Saw this film many years ago and liked it, but not loved it. Glad TCM is showing it so I have the opportunity to see it again from the perspective of already knowing the ending.

Posted By fantomex9 : May 12, 2015 11:40 pm

Apparently there could have been a real murder on-set, mainly because of Ms Welch’s star antics. What’s that, Mr. Mason?
“She was the most selfish, ill-mannered, inconsiderate actress that I have ever had the displeasure of working with”. Meow!

No surprise there; she was crowned ‘The Worst Actress of all Time’ by the Medved brothers in the book The Golden Turkey Awards.

Posted By Steve Burrus : May 13, 2015 1:09 am

AAAAAAh but she, racquel welch, was indisputedly one of the most beautiful/sexiest actresses around during her “heyday”!

Posted By Emgee : May 14, 2015 9:15 am

@fantomex9: Of course it is possible to be a lousy actress but a nice person. Apparently La Welch was neither.

Posted By Benzadmiral : May 20, 2015 4:30 pm

Originally I saw this on the late show in the early ’80s, tuning in to see Racquel and Dyan in bikinis, and getting a superb thriller-mystery instead. I hardly moved for two hours, as I didn’t want to miss a detail. On Friday 5/14 I missed the first hour on TCM, found it, and again was riveted.

It helps that I’m a big Ellery Queen fan, and there are many echoes of the Ellery novels here: the false solution followed by the true, Mason’s character experimenting with a clue, and the deft puzzle with fair planting of clues. Was this the first Hollywood mystery film to use flashbacks during the explanation scenes, showing us the actual clues that the detective is mentioning? The technique was used in “Orient Express,” I believe, a year later; and it had shown up in the TV “Banacek” series in ’72. But this might have been the pioneer use of it in a film. Anybody know?

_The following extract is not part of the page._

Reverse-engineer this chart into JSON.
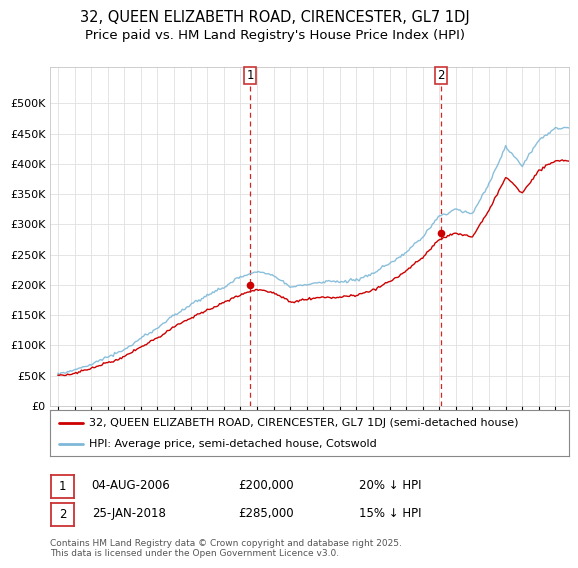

Posted By swac44 : September 13, 2015 1:24 pm

Found my copy–a regular retail one, not a Warner Archive DVD-R–in a discount store bargain bin, so it shouldn’t be too hard to find one of those. I remember seeing a photo of Sondheim in his home years ago, and he had antique board games on the wall, displayed as artwork (oddly enough, I used to have a Twister sheet on the wall of my first apartment, until I had a roommate who hated it and tore it down), so it’s not hard to see how he would have had fun with this story. I love that one of the games shown in the credits is Cluedo (the UK version of Clue), as there is definitely an element of that in the story, right down to putting clues in envelopes.

Interesting to note that the photo of the cast under the word SHEILA (which is also the name of the boat, as well as Coburn’s character’s ex-wife) doesn’t match up with the way we see the photo taken in the movie, but that’s one of those things that no one would have noticed in the pre-VCR/DVD days.

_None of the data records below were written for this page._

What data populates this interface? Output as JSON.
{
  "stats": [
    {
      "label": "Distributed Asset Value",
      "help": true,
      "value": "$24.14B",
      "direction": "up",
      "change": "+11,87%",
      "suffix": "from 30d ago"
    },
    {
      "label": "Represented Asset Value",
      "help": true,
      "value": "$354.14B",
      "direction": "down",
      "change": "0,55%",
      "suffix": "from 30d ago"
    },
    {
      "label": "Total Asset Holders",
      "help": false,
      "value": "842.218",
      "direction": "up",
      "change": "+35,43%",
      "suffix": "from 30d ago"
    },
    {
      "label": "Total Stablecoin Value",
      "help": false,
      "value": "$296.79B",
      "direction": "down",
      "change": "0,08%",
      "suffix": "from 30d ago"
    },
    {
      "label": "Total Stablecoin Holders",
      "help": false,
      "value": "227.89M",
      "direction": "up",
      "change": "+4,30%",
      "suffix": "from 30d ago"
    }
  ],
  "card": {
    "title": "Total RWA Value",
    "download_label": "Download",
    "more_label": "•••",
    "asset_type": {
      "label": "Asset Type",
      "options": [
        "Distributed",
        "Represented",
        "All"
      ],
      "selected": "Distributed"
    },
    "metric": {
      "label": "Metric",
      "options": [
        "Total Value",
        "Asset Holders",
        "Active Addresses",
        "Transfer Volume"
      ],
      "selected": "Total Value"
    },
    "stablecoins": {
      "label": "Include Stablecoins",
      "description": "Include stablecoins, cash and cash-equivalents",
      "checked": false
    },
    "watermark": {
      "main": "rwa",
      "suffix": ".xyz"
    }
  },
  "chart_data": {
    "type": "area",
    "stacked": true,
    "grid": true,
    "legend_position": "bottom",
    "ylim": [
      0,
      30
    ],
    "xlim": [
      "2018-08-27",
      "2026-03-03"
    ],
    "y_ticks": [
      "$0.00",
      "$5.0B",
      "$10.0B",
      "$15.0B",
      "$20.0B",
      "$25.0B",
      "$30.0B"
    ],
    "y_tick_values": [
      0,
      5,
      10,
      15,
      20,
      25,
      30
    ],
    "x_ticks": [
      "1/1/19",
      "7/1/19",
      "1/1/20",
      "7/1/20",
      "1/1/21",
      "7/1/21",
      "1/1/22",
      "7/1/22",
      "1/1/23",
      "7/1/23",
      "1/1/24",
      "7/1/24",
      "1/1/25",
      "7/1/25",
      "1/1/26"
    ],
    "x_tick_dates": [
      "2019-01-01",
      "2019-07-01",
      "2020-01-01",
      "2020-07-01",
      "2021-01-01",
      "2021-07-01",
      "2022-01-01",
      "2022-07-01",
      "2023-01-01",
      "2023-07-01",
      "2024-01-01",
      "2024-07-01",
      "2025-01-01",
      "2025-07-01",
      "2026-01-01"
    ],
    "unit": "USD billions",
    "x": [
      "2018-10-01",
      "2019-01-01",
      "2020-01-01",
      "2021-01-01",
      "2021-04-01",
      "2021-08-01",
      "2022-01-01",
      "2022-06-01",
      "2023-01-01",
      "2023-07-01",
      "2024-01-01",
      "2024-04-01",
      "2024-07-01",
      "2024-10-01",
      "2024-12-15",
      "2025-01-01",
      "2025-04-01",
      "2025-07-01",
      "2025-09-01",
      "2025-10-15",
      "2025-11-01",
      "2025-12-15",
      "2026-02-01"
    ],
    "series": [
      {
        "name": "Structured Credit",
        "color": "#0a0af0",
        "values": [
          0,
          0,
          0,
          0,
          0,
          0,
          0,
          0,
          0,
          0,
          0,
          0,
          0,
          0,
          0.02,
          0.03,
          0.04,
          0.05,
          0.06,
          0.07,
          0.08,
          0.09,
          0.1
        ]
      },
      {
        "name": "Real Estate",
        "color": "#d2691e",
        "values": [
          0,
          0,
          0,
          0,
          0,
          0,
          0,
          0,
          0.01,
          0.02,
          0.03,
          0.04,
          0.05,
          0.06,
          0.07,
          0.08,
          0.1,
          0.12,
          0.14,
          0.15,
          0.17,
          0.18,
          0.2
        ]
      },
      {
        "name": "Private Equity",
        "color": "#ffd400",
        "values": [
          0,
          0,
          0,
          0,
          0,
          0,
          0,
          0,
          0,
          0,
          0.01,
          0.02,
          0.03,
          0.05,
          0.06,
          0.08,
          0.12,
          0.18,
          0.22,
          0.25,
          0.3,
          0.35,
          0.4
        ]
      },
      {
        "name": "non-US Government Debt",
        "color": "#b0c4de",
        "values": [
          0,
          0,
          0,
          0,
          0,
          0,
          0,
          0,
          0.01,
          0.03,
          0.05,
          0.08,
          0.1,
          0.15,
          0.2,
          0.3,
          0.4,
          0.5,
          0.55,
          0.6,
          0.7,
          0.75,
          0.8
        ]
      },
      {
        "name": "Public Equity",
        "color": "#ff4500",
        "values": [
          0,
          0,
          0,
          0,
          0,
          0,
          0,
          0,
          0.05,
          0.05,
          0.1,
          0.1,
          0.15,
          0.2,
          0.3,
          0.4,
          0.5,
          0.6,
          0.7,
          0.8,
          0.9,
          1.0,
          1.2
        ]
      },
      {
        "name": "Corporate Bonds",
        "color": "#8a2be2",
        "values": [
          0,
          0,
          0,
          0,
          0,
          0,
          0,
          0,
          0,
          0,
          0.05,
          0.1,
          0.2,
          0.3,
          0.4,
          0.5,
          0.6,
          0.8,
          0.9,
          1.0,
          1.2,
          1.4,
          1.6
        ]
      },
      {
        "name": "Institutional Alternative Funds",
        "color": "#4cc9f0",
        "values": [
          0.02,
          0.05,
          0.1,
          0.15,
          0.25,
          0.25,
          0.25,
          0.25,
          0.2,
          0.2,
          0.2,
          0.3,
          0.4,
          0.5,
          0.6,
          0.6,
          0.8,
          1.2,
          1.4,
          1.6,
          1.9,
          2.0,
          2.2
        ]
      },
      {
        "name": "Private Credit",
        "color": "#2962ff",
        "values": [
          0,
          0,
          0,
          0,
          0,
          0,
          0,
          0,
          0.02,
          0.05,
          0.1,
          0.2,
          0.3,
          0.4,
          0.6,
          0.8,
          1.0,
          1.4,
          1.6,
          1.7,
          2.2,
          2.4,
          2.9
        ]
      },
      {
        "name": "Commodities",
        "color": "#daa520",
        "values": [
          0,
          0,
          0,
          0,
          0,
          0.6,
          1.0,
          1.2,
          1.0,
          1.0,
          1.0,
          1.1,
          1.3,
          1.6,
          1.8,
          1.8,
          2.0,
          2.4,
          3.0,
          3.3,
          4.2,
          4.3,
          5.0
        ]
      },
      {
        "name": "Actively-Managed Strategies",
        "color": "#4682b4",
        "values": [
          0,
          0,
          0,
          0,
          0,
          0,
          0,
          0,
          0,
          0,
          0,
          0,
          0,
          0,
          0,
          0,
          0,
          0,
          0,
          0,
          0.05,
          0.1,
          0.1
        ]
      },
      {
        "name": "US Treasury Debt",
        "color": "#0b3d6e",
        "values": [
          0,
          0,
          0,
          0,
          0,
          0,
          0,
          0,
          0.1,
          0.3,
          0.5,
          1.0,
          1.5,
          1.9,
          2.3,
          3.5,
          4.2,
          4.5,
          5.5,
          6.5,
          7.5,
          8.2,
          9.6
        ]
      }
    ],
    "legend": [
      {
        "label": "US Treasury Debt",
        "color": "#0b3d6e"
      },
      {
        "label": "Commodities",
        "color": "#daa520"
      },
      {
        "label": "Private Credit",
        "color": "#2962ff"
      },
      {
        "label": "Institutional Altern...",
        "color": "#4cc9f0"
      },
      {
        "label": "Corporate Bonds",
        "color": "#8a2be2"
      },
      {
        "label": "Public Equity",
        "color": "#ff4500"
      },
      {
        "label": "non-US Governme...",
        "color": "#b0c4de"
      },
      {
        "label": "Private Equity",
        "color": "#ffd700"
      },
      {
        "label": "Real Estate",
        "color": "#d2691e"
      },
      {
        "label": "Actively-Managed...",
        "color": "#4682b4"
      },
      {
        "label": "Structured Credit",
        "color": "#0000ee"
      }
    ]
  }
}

One of my favourite bits of trivia (gleaned from IMDb) refers to James Mason’s line about how one of the locales for their game, an abandoned monastery, “looks like something out of a Hammer movie.” Loved the Hammer reference, which made me wonder if Sondheim or Perkins ever watched any, but then I learned from IMDb that it goes deeper, as Yvonne Romain who plays Sheila in the opening of the film starred in a couple of Hammer titles, Curse of the Werewolf and Captain Clegg (a.k.a. Night Creatures).

Layer upon layer, this is definitely a film that bears repeated viewing to get all the references and in-jokes.

Posted By swac44 : September 13, 2015 1:29 pm

Funny…this article on Sondheim’s love of puzzles was published only a week ago in the SF Chronicle:

http://www.sfchronicle.com/music/article/The-puzzling-master-of-Broadway-6481568.php

Posted By Susan Doll : September 13, 2015 4:22 pm

Great info on Yvonne Romain. I heard the Hammer line but did not realize Sheila was Romain.